As much as this story is pretty nuts (if the sentence “They
can live on a desk” doesn’t make your head spin…), it’s all too common a story
in the tech world. Not that it’s fake news or anything, but let’s just say it
is misleading to talk about “smelling robots” in this way.
The less interesting truth is that they can only be
trained to smell specific molecules, not even signatures, or combinations, of
molecules. A system able to smell “anything that might come up,” and able to
use that information for something important, such a system could not be
trained. Well, hmmm, we get trained to
do this from birth, in fact we are already learning about our olfactory
environment in utero.
So if we want AI to meet olfaction, what we need to do is
keep them alive for a lifetime, and give them a body, and friends and a job.

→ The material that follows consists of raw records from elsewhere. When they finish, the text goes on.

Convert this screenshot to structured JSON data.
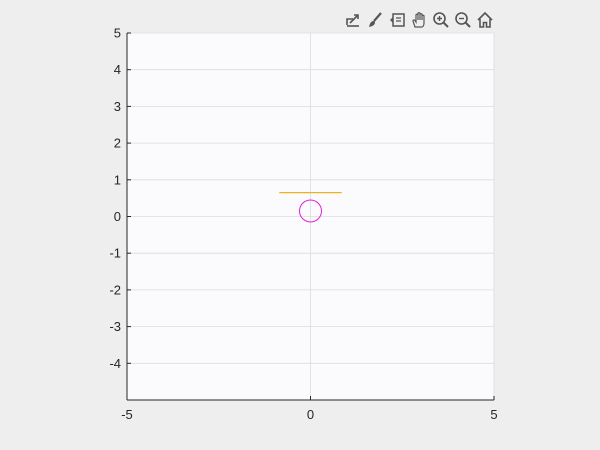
{
  "toolbar": {
    "buttons": [
      {
        "name": "export-icon"
      },
      {
        "name": "brush-icon"
      },
      {
        "name": "data-tips-icon"
      },
      {
        "name": "pan-icon"
      },
      {
        "name": "zoom-in-icon"
      },
      {
        "name": "zoom-out-icon"
      },
      {
        "name": "home-icon"
      }
    ]
  },
  "colors": {
    "figure_background": "#efeeef",
    "axes_background": "#fbfafc",
    "grid": "#dcdcdc",
    "axis": "#262626",
    "circle": "#e020e0",
    "line": "#edb120"
  },
  "chart_data": {
    "type": "line",
    "xlim": [
      -5,
      5
    ],
    "ylim": [
      -5,
      5
    ],
    "xticks": [
      -5,
      0,
      5
    ],
    "yticks": [
      -4,
      -3,
      -2,
      -1,
      0,
      1,
      2,
      3,
      4,
      5
    ],
    "grid": true,
    "series": [
      {
        "shape": "line",
        "color": "#edb120",
        "x": [
          -0.85,
          0.85
        ],
        "y": [
          0.65,
          0.65
        ]
      },
      {
        "shape": "circle",
        "color": "#e020e0",
        "center": [
          0,
          0.15
        ],
        "radius": 0.3
      }
    ]
  }
}
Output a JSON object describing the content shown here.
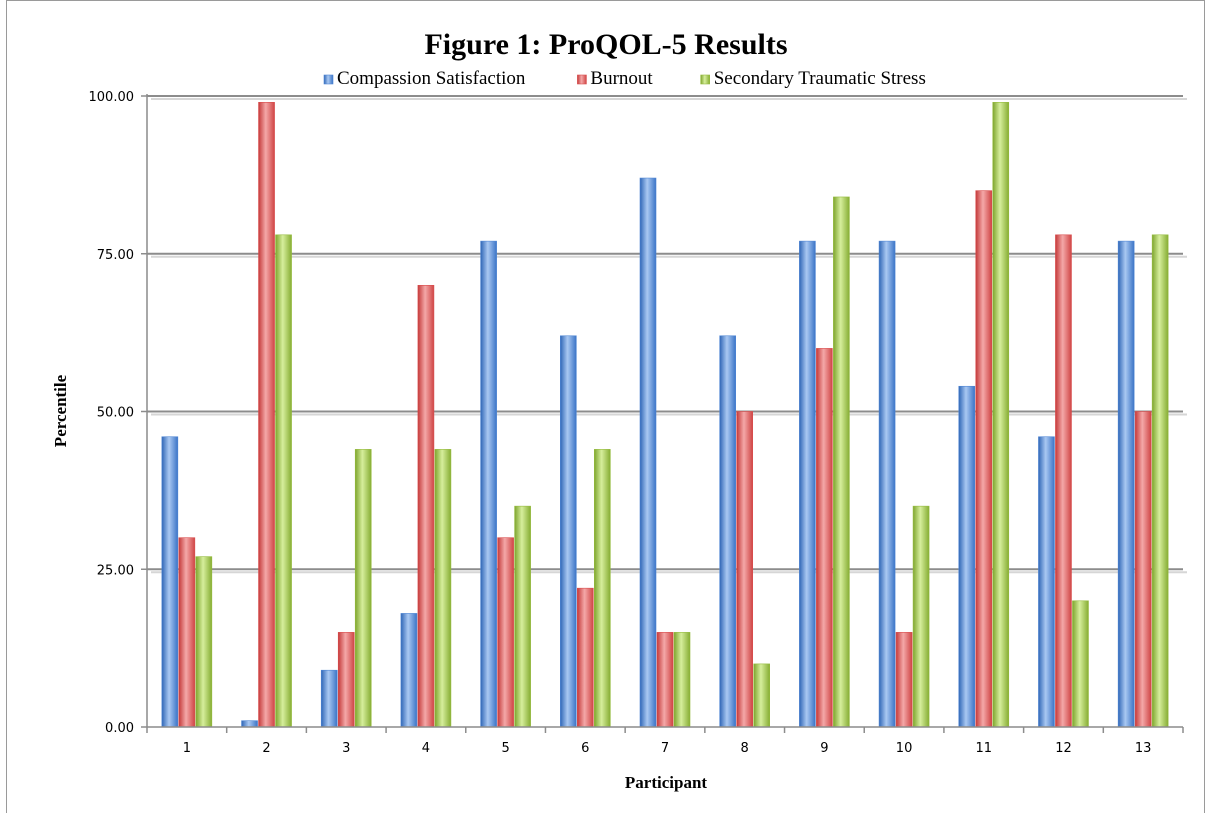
{
  "chart_data": {
    "type": "bar",
    "title": "Figure 1: ProQOL-5 Results",
    "xlabel": "Participant",
    "ylabel": "Percentile",
    "ylim": [
      0,
      100
    ],
    "yticks": [
      "0.00",
      "25.00",
      "50.00",
      "75.00",
      "100.00"
    ],
    "grid": true,
    "legend_position": "top",
    "categories": [
      "1",
      "2",
      "3",
      "4",
      "5",
      "6",
      "7",
      "8",
      "9",
      "10",
      "11",
      "12",
      "13"
    ],
    "series": [
      {
        "name": "Compassion Satisfaction",
        "color": "#4f86d4",
        "values": [
          46,
          1,
          9,
          18,
          77,
          62,
          87,
          62,
          77,
          77,
          54,
          46,
          77
        ]
      },
      {
        "name": "Burnout",
        "color": "#d94c4c",
        "values": [
          30,
          99,
          15,
          70,
          30,
          22,
          15,
          50,
          60,
          15,
          85,
          78,
          50
        ]
      },
      {
        "name": "Secondary Traumatic Stress",
        "color": "#95bb3e",
        "values": [
          27,
          78,
          44,
          44,
          35,
          44,
          15,
          10,
          84,
          35,
          99,
          20,
          78
        ]
      }
    ]
  }
}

You know, just like a real person. They would need to learn from the ground up,
just like a real person.
However ---
There is a point being made here by Mr. Agabi that is
totally in-line with the thesis of Hidden Scents. The way we
use computers today will eventually be supplanted by something else.
Traditional computation will still be useful, but something else will take us
beyond the capacities of today’s technology (whole lotta talk in the sci-fi
sphere of quantum computing, for example).
As of now, neural networks are taking us in a new
direction. Granted they were used back in the 80’s, but only recently have they
become a marked change in computing technique. (I like to note here the contemporaneous
link between the architecture of neural networks and how it is the same thing
used to mine bitcoins – the processor is no longer the key component, it’s how
many graphics cards you have all wired together.)
The olfactory bulb, the crux of the olfactory system,
from an information processing point of view, is a model neural network. And
the fact that it’s already connected to the limbic system – the thing that
makes us move, the thing that makes our bodies work, and even our emotions –
this makes it a model system for so much more.
*Anyone with more
comp sci knowledge than me please feel free to correct as I am no expert and
speaking in pretty broad, possibly misunderstood, terms.